CHRONICLES OF A FAIRY GODSISTER by FAIRY-GODSISTER

For the love of children…

 

The beginning and end of this article should have been, ‘LAGOS IS CHAOTIC’! Gosh!! I love the Fairy Godfather et al but sometimes I wonder if he created Lagos just for his own amusement. I also wonder what he thinks when he looks down on all the people scurrying (either on foot, by car, bus, okada, whatever), as if they have 21 hours and 3million things to do! I personally think it is crazy!

 

Yes Lagos makes you street smart, makes you a hustler, removes the complacency or laid back attitude you get from living in places like Ibadan or Abuja, yours truly still cannot live there! For starters, I’m a fairy (duh), how much smarter can Lagos make me?

 

But like I said, events overtook my writing about the chaos in Lagos and resulted in me chronicling my flight back to Abuja. I boarded my favorite airline, and I suddenly felt like I was in a nursery! Don’t get me wrong o, I love children very much, they were just too many! And I don’t mean adolescents or preteens; the mean of their ages would be like 3! Add that to the fact that there were like 300 children! (Of course I’m exaggerating; I just need you to get it)!

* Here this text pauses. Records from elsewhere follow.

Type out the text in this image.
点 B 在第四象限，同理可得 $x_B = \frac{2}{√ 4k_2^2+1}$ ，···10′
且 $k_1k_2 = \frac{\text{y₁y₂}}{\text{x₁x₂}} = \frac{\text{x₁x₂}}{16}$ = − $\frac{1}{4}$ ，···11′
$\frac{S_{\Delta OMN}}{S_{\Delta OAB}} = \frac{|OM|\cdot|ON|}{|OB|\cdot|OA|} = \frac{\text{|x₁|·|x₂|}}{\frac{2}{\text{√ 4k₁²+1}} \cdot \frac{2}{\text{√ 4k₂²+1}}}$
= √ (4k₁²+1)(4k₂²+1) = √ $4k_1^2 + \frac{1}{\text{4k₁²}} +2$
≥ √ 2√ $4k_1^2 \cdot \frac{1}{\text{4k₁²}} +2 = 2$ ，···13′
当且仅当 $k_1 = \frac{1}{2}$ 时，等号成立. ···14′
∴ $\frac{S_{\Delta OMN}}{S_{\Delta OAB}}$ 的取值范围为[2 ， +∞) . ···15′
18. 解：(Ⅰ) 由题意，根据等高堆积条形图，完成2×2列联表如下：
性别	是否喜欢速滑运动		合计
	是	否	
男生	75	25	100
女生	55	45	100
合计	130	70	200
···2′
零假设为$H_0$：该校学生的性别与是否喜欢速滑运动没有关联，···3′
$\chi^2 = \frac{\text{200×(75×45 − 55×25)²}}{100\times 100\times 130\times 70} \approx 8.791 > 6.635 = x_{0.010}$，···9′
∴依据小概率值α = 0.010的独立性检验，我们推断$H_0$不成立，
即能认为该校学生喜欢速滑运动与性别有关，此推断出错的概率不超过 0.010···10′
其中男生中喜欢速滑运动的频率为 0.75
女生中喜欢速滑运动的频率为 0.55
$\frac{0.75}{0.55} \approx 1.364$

I was exhausted from my movement in Lagos so I was looking forward to catching a nap on the way. Fortunately the guy beside me didn’t look interesting so there was no pressure to make small talk. Seated behind me was a man and his four year old boy and behind them, his wife and another boy, just two years younger.

 

“Mommy, when are going to take off, mommy, why doesn’t this airplane have any remote controls, mommy, I want to unfasten my seatbelt, mommy, is this a small airplane or a big airplane, mommy I want to play with La” (his brother. La is actually the short form for Laolu).

 

With these few sentences from the ‘little perishers’, I understood a couple of things:

 

1. The kids had probably been born and bred in the UK (later found out they were visiting Nigeria for the first time)

 

2. Their dad was trying to teach them Yoruba (however fruitlessly) because he replied all their questions in his ‘UK-accented Yoruba’. For example,

 

Laolu: Daddy I want my coloring book

 

Daddy: da ke jare!

 

3. The kids were spoilt ( or at least were on the sure path to spoilt)

 

4. Finally and most importantly, I wasn’t going to get my nap!

 

Suffice to say the kids talked (and played) for the long hour we were in the skies. Fortunately at some point my ears got accustomed to the noise and I dozed off. Not for long though, I was awakened by the younger of the two scamps screaming for an apple. Apparently we were experiencing some turbulence so the seatbelt lights were on again and the apples were in the overhead luggage compartment. Mommy tried to explain but nope, the boy was determined to either get his apple or leave us all tone deaf! And so scream he did, with will all his might. The ensuing chaos was so shrill and so loud I was secretly hoping the pilot wasn’t hearing it so he wouldn’t get distracted, the turbulence was scary enough!

 

The man beside started me grumbling (actually, I started listening, he’d been grumbling for a while), saying parents were the cause of our problems in Nigeria because by sparing the rod, they were increasing the number of (in his words) hooligans around. Hooligans? Just because a little one wanted an apple? Don’t know about you but I felt the ‘using a sledgehammer to kill an ant’ line couldn’t be more apt!

 

Thanking the Fairy Godfather for journey mercies (and our sanity still in place), we landed (however roughly) in Abuja. And just when I thought it was over…..

 

‘Mommy, can we get down now, mommy are we in Nigeria, mommy, I want my Ben 10 bag……’ I smiled to myself, picked my overnight bag and made my way off the plane (or nursery). I noticed I was still smiling when I got into the car that’d take me home. Why? Maybe because I was sure my 3year old nephew would jump into my arms and ask ‘Faiwee God Sister, what doodoo bwing for me’? (You have to find your voice when you were three to understand this sentence)! Maybe because I can’t wait to have mine, maybe, maybe, maybe…

 

Bottom line, children are beautiful, adorable and a miracle from the Fairy Godfather.